One of the most difficult cuts of meat to get a butcher to supply in perfection is an escalope of veal. It should be cut on the bias, in clean, even slices from the topside of the leg of veal, or from the boned loin or fillet without seam, gristle or skin, and weighing a little over 3 oz. each. They should be thin enough not to need the whacking out with a heavy bat with which the majority of butchers finally remove all life and hope from the clumsily hacked lumps of meat which they sell as escalopes. Now, before any of my good and kind friends among London’s butchers rush at me with their steak-beaters, let me add that I am quite well aware that this question of cutting veal escalopes is deeply involved with the economics of butchering. Very briefly, the situation is that the English method of cutting up a leg of veal, crosswise into joints for roasting, precludes the possibility of cutting proper escalopes, because of the seams which run through the meat, whereas the Continental method of separating the leg, lengthways as it were, into the several joints into which it naturally falls produces at least four compact, self-contained cuts, each of which can be used whole as a roasting joint or from which escalopes can be cut. But even this method is still wasteful, because, if the escalopes are properly cut on the bias, there will always be end-pieces too small to do anything much with and which therefore have to be sold with various other bits and pieces as ‘pie veal’ or mince, at a much reduced price. Italian housewives are in the habit of buying these oddments from their butchers and making all sorts of little dishes out of them, and since Italian butchers know that they have a sale for these pieces they are always willing to cut their escalopes in the proper way.

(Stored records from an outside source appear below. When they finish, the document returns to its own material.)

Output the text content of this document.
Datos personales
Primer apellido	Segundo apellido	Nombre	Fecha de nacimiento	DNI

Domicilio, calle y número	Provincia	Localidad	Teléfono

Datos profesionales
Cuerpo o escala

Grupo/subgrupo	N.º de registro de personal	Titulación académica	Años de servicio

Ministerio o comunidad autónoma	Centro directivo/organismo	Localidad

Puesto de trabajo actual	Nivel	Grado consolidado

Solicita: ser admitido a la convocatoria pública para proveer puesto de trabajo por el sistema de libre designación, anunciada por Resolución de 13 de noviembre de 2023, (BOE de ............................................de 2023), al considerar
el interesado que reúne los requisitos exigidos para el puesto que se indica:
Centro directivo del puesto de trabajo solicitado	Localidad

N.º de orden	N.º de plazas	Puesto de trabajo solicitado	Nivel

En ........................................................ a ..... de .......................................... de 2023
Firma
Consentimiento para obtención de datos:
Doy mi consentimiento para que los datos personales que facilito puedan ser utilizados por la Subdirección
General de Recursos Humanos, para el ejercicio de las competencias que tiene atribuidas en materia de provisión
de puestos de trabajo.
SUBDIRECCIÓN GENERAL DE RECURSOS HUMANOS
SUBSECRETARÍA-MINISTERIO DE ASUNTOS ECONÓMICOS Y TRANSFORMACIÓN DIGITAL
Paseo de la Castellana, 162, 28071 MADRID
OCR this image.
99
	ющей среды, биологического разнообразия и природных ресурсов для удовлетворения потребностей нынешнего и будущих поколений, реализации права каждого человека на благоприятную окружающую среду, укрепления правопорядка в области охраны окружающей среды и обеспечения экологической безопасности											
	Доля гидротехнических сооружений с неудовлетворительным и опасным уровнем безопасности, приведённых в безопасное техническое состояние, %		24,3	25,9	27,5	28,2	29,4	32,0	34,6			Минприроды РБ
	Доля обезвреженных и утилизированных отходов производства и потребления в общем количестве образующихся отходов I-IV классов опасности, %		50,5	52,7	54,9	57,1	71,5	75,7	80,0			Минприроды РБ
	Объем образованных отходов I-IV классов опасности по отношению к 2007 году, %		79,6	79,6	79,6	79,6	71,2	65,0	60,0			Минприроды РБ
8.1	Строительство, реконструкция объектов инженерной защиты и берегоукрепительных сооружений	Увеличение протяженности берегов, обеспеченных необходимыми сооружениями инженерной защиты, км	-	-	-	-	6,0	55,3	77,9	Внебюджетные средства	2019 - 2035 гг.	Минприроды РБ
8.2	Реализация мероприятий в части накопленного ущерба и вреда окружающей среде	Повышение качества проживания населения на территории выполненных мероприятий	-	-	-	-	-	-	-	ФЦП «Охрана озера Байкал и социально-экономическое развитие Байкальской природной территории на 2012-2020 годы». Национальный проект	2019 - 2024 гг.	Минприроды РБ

In France this can be almost as much of a struggle as it is here, but it is a struggle in which the housewife usually wins, for she knows the penalties of bad cutting.

What has happened here in England is that our demand for cuts of meat which are rapidly prepared and cooked has run ahead of our knowledge of the material with which we are dealing, and the butchers are really no more to blame than the customers who cheerfully pay fantastic prices for meat so ill-cut that however thin and flat it appears after its beating will buckle back to its original shape as soon as it comes into contact with the heat, will consequently cook unevenly and present a most lamentable appearance when it comes to table. To attempt to circumvent this difficulty by having slices of meat cut inch thick and weighing in the region of lb., as I have seen done in restaurants, is again a misunderstanding of the raw material, for these leg cuts of veal are too dry and fatless to be presented like a steak, and although they look nice are stodgy when you come to eat them.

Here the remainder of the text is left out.